Sammy has conceded that he would like to have commented extensively but has held back from direct comments on the decision to ban Shillingford on the grounds that his bowling action was illegal.
"I'd love to spill my guts out and say what I have to say," Sammy said Wednesday.
"No matter what the situation, there is a procedure in which things are done. I've always been one who's stuck by the rules. I don't want find myself in any compromising situation."
Reports from Hamilton, New Zealand, say there is a strong sense that the West Indies feel harshly treated after Shillingford's suspension whose doosra and traditional offspinner were found to breach the 15-degree limit laid down by the ICC.
Marlon Samuels was allowed to continue his off-break delivery in international cricket, but banned from bowling his quicker balls.
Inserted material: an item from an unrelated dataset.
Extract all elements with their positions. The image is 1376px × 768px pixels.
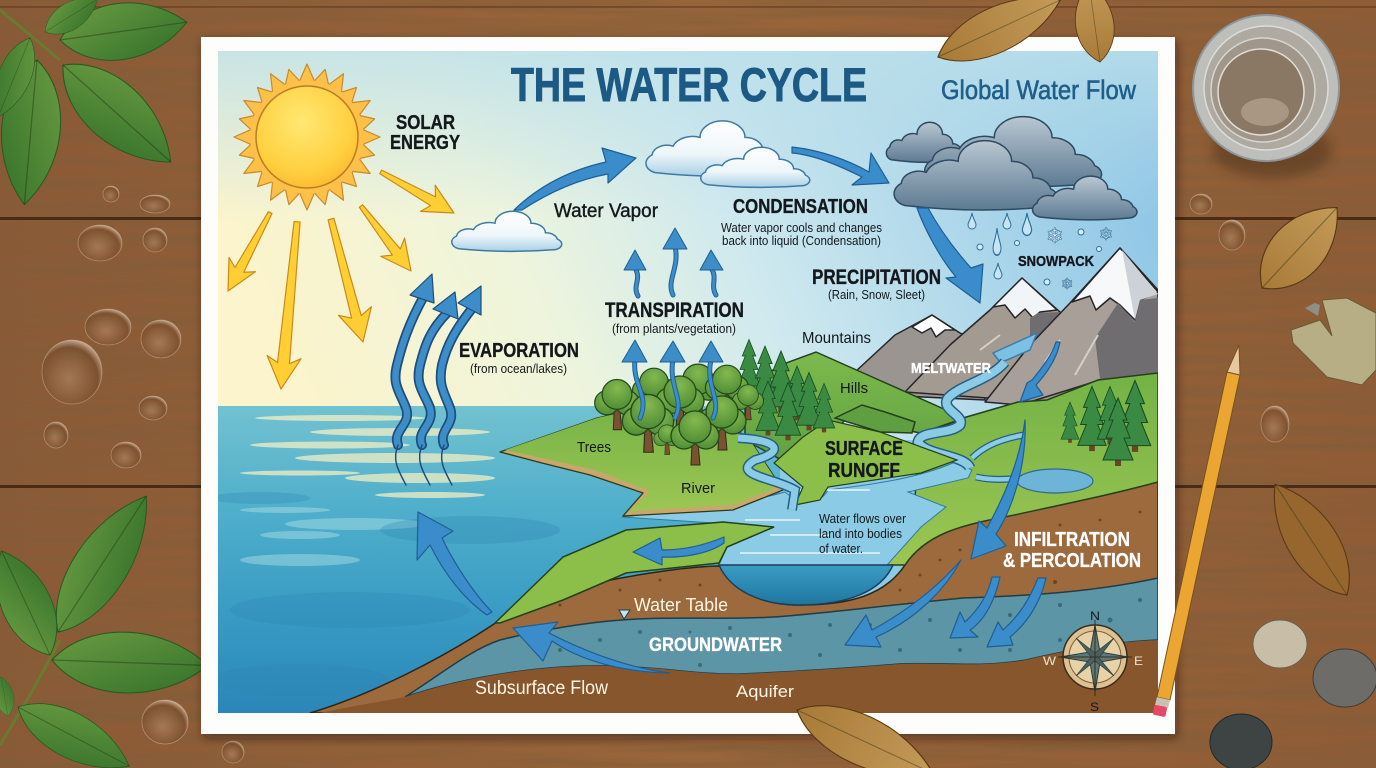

Coach Ottis Gibson has said that Shillingford and Samuels will receive the full support of the West Indies Cricket Board.
"I would have loved to say a lot of things but I've always been a diplomatic guy so won't take part in that. We all have our personal opinions. Some have voiced it and we'll just put all our energy into this Test," said Sammy.
"The board and coach and director of cricket at home are going to handle it and I'm backing them to handle it in the best possible way for us as a team and especially for Shilly and Marlon."
It is the second time the Dominican bowler has been suspended from international cricket after a similar suspension in 2010.
The WICB is studying the full report before deciding on their next course of action but Gibson has said that work to rehabilitate Shillingford's bowling will begin in the New Year.